The performance of TranSteg depends, most notably, on the characteristics of the pair of codecs (as mentioned in the Introduction): one used originally to encode user speech – the overt codec, and one utilized for transcoding – the covert codec. It is worth noting that, depending on the hidden communication scenario, TranSteg may or may not be able to influence the choice of this codec. It is assumed that it is always possible to find a covert codec for a given overt one. However, it must be noted, that for very low bit rate codecs, the steganographic bandwidth shall be limited. In the ideal conditions the covert codec should:
-
not degrade considerably user voice quality (caused by the transcoding operation and the introduced delays), when compared to the quality of the overt codec.
-
provide the smallest achievable voice payload size as it results in the most free space in an RTP packet to convey a steganogram.
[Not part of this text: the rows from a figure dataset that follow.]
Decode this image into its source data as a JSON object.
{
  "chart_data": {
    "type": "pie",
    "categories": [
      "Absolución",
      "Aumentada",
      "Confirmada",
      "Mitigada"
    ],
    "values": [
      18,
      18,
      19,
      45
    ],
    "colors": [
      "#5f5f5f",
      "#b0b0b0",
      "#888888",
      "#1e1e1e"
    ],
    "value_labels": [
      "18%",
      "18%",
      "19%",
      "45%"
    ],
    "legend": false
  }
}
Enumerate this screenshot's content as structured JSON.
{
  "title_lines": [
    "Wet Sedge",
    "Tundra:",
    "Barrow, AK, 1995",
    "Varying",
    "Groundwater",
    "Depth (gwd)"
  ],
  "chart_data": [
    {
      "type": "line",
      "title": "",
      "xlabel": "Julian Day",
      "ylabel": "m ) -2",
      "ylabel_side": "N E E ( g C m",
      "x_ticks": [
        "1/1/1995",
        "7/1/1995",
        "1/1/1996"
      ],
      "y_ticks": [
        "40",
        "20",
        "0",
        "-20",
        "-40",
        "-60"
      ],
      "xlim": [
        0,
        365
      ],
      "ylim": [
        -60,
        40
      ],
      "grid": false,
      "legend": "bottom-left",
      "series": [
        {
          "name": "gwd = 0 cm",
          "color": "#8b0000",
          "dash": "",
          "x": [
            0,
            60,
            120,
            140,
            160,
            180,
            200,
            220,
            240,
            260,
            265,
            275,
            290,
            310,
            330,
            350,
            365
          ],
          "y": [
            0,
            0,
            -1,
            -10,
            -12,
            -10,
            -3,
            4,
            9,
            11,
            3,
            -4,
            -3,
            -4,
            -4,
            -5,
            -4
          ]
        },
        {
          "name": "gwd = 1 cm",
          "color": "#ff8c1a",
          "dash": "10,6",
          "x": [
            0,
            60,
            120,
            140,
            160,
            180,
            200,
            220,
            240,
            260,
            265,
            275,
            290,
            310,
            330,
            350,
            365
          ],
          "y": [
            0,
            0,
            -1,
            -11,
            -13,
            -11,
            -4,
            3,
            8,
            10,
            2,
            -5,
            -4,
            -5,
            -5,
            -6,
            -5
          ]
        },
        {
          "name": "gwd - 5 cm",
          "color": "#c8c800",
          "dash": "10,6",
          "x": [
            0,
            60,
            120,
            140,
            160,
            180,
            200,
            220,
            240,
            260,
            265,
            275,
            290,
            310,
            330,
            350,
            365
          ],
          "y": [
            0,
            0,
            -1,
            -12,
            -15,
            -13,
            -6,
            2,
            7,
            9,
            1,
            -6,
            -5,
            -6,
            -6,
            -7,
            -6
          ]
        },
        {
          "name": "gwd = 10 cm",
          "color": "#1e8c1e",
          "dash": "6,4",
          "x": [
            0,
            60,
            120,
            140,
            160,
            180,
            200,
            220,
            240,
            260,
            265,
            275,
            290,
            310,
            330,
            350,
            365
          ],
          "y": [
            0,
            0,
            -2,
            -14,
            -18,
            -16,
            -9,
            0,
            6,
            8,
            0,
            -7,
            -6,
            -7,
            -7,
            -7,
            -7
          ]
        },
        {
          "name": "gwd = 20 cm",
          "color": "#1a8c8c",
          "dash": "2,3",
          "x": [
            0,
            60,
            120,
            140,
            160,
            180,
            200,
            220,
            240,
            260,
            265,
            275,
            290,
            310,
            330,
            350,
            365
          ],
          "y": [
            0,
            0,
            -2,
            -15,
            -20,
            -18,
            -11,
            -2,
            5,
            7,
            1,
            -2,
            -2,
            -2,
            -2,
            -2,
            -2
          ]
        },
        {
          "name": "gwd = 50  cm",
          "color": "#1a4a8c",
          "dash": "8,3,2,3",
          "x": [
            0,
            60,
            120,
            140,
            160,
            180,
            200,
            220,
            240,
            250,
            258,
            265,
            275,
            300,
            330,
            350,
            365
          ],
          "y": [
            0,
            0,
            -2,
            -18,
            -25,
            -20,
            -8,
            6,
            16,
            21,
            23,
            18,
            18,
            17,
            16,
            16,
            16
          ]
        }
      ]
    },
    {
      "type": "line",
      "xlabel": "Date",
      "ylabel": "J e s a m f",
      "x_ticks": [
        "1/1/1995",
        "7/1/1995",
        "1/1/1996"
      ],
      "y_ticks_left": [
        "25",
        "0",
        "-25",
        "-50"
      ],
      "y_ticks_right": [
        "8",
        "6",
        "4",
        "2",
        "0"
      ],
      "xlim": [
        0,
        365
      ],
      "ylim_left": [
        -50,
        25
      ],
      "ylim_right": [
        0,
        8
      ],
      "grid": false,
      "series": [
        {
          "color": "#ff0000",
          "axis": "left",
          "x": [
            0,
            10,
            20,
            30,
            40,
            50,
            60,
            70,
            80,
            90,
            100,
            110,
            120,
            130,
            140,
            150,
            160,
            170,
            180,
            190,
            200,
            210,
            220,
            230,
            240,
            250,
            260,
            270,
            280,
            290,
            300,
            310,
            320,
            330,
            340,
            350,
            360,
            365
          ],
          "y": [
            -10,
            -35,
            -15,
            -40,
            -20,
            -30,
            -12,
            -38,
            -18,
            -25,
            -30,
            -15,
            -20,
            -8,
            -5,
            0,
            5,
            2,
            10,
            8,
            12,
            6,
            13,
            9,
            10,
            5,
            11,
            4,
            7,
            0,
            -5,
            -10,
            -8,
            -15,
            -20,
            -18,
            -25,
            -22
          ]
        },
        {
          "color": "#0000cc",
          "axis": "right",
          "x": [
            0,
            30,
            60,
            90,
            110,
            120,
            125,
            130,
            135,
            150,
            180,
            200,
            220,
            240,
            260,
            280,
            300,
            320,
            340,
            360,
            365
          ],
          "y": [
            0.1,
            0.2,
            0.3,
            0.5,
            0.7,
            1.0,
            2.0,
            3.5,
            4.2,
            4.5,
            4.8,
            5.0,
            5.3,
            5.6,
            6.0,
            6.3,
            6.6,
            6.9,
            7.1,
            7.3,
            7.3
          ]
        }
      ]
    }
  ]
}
If there is a possibility to influence the overt codec (see the hidden communication scenarios below), in an ideal situation it should:
-
result in a largest possible voice payload size to provide, together with the covert codec, the highest achievable steganographic bandwidth,
-
be commonly used to not to raise suspicion.
Taking the above into account, TranSteg’s steganographic bandwidth (SB) can be expressed as:
$$ SB = \left( {P{S_O} - P{S_C}} \right) \cdot \,P{N_S}\left[ {bit/s} \right] $$
(3–1)
where PS
O
denotes the overt codec’s payload size, PS
C
is the covert codec’s payload size and PN
S
describes the number of RTP packets sent during 1 s.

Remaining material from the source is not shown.